Background: Multiple regulatory mechanisms have been identified that contribute to outcomes of allergen-specific immunotherapy. Allergen-induced immune responses are thought to involve thousands of genes functioning within complex networks, and how these operate/integrate to maintain immunological homeostasis is incompletely understood.
Aim: To identify allergen-specific immunotherapy induced changes to Th-memory responses employing systems-level gene co-expression network analysis.
Methods: Genome-wide allergen-induced Th-cell responses were profiled prospectively during 24 months subcutaneous immunotherapy (SCIT) in 25 rhinitis. Molecular profiles of Th-cells were interrogated employing upstream regulator, pathways and co-expression network analysis.

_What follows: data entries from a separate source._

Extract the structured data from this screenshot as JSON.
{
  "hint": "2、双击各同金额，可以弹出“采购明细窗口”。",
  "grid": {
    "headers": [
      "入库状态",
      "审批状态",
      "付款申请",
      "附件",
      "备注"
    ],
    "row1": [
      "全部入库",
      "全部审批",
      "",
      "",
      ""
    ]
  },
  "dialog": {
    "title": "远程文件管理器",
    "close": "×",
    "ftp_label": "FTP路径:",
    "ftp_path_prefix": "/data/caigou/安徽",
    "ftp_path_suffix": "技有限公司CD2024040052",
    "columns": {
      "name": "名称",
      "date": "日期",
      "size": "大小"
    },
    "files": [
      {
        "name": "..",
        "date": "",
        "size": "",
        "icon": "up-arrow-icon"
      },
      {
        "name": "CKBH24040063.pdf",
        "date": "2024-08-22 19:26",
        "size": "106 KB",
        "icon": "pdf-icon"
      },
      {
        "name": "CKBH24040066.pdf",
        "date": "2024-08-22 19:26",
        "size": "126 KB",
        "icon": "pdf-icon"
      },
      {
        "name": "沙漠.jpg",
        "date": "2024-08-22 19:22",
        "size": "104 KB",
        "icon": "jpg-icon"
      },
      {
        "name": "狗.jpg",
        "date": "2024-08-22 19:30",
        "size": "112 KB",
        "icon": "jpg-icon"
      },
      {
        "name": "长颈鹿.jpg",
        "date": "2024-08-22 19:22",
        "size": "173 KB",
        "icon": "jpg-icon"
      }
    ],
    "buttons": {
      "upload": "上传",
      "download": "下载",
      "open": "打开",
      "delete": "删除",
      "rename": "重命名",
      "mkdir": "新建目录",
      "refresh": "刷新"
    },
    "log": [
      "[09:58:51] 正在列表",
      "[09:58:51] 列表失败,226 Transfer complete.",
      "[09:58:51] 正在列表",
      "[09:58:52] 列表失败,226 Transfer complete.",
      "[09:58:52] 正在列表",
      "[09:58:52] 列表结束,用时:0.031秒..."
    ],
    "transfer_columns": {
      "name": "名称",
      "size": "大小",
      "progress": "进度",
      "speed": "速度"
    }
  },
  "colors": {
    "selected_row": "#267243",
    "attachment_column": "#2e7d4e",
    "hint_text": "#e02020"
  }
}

Results: Prior to immunotherapy, mite-induced Th-cell response networks consisted of multiple discrete co-expression networks; Type1-IFN-, Th2-, Inflammation-, and FOXP3/IL2-associated signalling. A 109 gene signature correlated with symptom scores relating to cytokine signalling/T-cell activation-associated pathways. Upstream drivers demonstrated activation of key Th1/Th2- and Inflammation-associated genes. At 3.5mths SCIT updosing, symptoms reduced by 32.5% and minimal changes to pathway/upstream regulator profiles were detected. In contrast, network changes were evident, displaying merging of FOXP3/IL2- with Inflammation- and Th2-associated modules. By 12mths SCIT, symptoms had reduced by 41%, whilst pathway/upstream regulator/network profiles remained unchanged. At 24mths of SCIT, symptoms stabilised at 47% of baseline, and the Type1-IFN-associated network module merged into the Th2/FOXP3/IL2/Inflammation module.
Conclusions: Stabilisation of the clinical effectiveness of SCIT underlies progressive rewiring of mite-induced Th-cell-associated Th2-, FOXP3/IL2-, Inflammation- networks and Type1-IFN-signalling subnetwork. Importantly, integration only occurs following 24mths of SCIT treatment. The recruitment of Th2-antagonist Type1-IFN signalling into a coordinated expression network may be central to stabilising the clinical effects of SCIT.